Si cette baisse est globale, elle est nettement plus marquée dans l’enseignement public que dans l’enseignement privé.


Entre 2017 et 2021, les politiques de dédoublement des classes ont entraîné une chute significative du nombre d’élèves par classe en éducation prioritaire. Cette baisse se poursuit aujourd’hui sous l’effet d’un autre facteur : la démographie scolaire.


Hors éducation prioritaire, la diminution des effectifs est également observable, tant en maternelle qu’en élémentaire. Elle est plus prononcée en milieu rural qu’en milieu urbain. En effet, depuis 2015, on constate ainsi une baisse de 15,4% des élèves en milieu rural, contre 7,7% en milieu urbain. En éducation prioritaire, le nombre d’élèves a diminué de 6,5% sur la même période.


Par ailleurs, le rythme de fermeture des classes hors éducation prioritaire a été moins rapide que la baisse démographique, ce qui a permis un allègement progressif des effectifs moyens par classe.

 


Qu’en est-il réellement dans les classes ?


D’un point de vue statistique, le nombre d’élèves par classe diminue partout. La tendance moyenne est indéniablement à la baisse. Cependant, cette évolution reste peu perceptible dans la réalité quotidienne des salles de classe.

SNE tableau effectifs 26-01-29.png

 

Les données chiffrées sont, à cet égard, particulièrement éclairantes. La faible variation observée sur dix ans, hors éducation prioritaire, montre clairement que la baisse du nombre d’élèves par classe passe quasiment inaperçue sur le terrain. Cette situation est encore plus marquée dans les classes de cycle 3, d’autant plus que le faible effet de la baisse démographique est gommé par la difficulté croissante d’accueillir, souvent sans moyens suffisants, des élèves en grande difficulté, porteurs de troubles ou relevant d’établissements spécialisés.

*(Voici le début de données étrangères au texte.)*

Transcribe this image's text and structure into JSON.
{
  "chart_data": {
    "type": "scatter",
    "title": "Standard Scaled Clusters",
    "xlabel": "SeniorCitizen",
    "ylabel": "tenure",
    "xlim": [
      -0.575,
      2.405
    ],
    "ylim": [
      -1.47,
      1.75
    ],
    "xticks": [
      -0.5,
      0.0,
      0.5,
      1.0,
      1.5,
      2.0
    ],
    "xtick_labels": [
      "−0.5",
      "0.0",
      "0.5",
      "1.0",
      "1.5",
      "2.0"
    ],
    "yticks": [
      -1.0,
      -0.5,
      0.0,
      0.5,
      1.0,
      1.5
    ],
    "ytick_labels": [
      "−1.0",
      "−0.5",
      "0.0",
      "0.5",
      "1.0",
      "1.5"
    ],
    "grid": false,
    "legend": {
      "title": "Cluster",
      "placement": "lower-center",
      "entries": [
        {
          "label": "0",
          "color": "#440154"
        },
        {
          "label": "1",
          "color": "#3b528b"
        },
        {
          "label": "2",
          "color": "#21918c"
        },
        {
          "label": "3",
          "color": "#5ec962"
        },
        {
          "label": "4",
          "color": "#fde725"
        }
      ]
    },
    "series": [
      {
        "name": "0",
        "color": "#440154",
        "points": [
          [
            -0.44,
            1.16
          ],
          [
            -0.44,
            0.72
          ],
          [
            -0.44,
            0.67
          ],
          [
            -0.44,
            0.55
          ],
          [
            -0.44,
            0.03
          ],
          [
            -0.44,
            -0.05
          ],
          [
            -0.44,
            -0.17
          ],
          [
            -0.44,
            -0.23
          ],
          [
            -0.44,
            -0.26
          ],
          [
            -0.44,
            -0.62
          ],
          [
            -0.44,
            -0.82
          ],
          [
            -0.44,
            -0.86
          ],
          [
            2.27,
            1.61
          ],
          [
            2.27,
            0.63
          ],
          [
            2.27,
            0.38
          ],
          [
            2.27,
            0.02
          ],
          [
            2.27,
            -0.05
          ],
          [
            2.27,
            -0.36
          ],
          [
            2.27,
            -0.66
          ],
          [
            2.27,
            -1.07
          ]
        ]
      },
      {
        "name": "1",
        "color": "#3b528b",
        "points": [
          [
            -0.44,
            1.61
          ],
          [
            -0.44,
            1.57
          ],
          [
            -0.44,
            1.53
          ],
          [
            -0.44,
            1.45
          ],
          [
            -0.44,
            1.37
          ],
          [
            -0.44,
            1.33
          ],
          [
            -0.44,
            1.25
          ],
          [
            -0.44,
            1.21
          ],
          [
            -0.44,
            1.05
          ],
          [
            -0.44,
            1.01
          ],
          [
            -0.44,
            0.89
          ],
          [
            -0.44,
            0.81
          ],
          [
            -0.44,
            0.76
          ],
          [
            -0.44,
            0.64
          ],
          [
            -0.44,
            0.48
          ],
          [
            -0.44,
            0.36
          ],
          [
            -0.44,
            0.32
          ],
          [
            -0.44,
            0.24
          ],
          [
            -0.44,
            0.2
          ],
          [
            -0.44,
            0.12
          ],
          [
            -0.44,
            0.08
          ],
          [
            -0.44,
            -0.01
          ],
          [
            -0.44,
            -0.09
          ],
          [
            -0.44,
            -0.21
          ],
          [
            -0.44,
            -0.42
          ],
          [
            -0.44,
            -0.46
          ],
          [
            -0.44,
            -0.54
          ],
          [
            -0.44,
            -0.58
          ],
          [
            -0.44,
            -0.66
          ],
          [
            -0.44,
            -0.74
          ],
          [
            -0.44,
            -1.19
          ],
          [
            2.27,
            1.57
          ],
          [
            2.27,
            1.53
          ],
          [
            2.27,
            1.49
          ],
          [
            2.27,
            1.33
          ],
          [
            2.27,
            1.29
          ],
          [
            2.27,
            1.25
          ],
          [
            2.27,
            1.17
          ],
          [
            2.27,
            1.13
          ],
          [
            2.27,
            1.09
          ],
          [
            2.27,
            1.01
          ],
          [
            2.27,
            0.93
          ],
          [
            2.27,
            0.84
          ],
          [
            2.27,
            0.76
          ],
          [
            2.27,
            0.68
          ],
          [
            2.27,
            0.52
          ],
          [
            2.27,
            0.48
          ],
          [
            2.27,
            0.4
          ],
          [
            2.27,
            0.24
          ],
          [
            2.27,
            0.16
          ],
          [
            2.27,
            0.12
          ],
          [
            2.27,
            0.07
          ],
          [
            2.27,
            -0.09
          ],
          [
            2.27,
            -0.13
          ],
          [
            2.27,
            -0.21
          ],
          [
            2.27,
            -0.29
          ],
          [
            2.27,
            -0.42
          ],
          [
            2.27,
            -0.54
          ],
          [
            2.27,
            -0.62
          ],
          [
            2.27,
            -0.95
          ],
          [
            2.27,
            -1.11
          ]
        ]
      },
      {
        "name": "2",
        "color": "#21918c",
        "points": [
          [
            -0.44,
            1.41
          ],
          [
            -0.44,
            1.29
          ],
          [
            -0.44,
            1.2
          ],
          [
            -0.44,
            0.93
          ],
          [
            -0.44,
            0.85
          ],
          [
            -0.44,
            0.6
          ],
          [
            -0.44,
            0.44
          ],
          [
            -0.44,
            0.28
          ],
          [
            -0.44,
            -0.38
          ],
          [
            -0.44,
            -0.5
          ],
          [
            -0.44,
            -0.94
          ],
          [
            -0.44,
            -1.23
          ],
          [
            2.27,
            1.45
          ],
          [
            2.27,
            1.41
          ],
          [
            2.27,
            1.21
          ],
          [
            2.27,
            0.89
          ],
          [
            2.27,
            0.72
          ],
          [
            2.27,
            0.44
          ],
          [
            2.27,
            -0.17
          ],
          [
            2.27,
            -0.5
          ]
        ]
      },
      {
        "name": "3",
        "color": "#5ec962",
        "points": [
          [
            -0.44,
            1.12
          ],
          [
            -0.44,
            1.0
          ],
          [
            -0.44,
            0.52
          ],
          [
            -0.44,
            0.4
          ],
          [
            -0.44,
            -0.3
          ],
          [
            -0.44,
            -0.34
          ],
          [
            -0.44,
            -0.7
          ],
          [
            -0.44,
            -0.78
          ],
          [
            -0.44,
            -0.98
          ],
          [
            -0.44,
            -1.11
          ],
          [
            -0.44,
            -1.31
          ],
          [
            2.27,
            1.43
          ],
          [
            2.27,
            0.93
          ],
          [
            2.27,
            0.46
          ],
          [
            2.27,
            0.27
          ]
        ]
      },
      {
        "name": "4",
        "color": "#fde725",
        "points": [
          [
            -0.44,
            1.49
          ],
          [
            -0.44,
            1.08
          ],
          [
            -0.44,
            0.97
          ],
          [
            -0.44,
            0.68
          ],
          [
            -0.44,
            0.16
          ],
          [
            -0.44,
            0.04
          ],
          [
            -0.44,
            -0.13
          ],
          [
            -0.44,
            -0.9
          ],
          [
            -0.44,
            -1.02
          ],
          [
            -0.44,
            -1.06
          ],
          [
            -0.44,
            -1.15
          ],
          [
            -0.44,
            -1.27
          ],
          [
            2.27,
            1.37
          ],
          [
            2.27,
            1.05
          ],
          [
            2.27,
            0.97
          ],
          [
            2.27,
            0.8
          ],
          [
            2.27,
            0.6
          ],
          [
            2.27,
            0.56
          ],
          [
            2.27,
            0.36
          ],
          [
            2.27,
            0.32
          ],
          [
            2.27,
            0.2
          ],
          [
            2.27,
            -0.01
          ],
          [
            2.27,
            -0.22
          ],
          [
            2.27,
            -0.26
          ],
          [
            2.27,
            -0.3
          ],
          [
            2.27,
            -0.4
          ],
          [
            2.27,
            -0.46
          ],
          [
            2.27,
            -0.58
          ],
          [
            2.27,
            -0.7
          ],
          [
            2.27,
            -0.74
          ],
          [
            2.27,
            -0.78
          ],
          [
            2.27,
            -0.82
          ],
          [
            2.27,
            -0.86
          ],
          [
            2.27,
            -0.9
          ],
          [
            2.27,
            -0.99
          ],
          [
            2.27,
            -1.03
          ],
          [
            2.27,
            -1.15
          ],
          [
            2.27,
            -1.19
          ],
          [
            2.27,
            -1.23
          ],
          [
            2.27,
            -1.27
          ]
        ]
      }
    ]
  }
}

Le SNE reconnaît la baisse démographique actuelle du nombre d’élèves. Pour autant, notre syndicat réitère sa demande d’arrêt de la diminution corrélative du nombre d’enseignants. Le maintien du nombre global de postes aurait permis de se rapprocher de la moyenne des 22 pays européens membres de l’OCDE (19 élèves par classe en élémentaire) et, par voie de conséquence, d’améliorer concrètement les conditions de travail des enseignants et les conditions d’apprentissage des élèves :


●   par la constitution de classes réellement allégées,


●   par la mise à disposition d’enseignants pour assurer les remplacements et occuper des postes spécialisés.


Nous avons revendiqué cette approche auprès du ministère avec d’autant plus de conviction qu’il s’agit d’une mesure bénéfique pour tous, sans dépense supplémentaire. La recherche constante d’économies, de diminution des coûts, y compris dans le domaine de l’éducation, est un choix hasardeux et un très mauvais signal adressé à notre école primaire.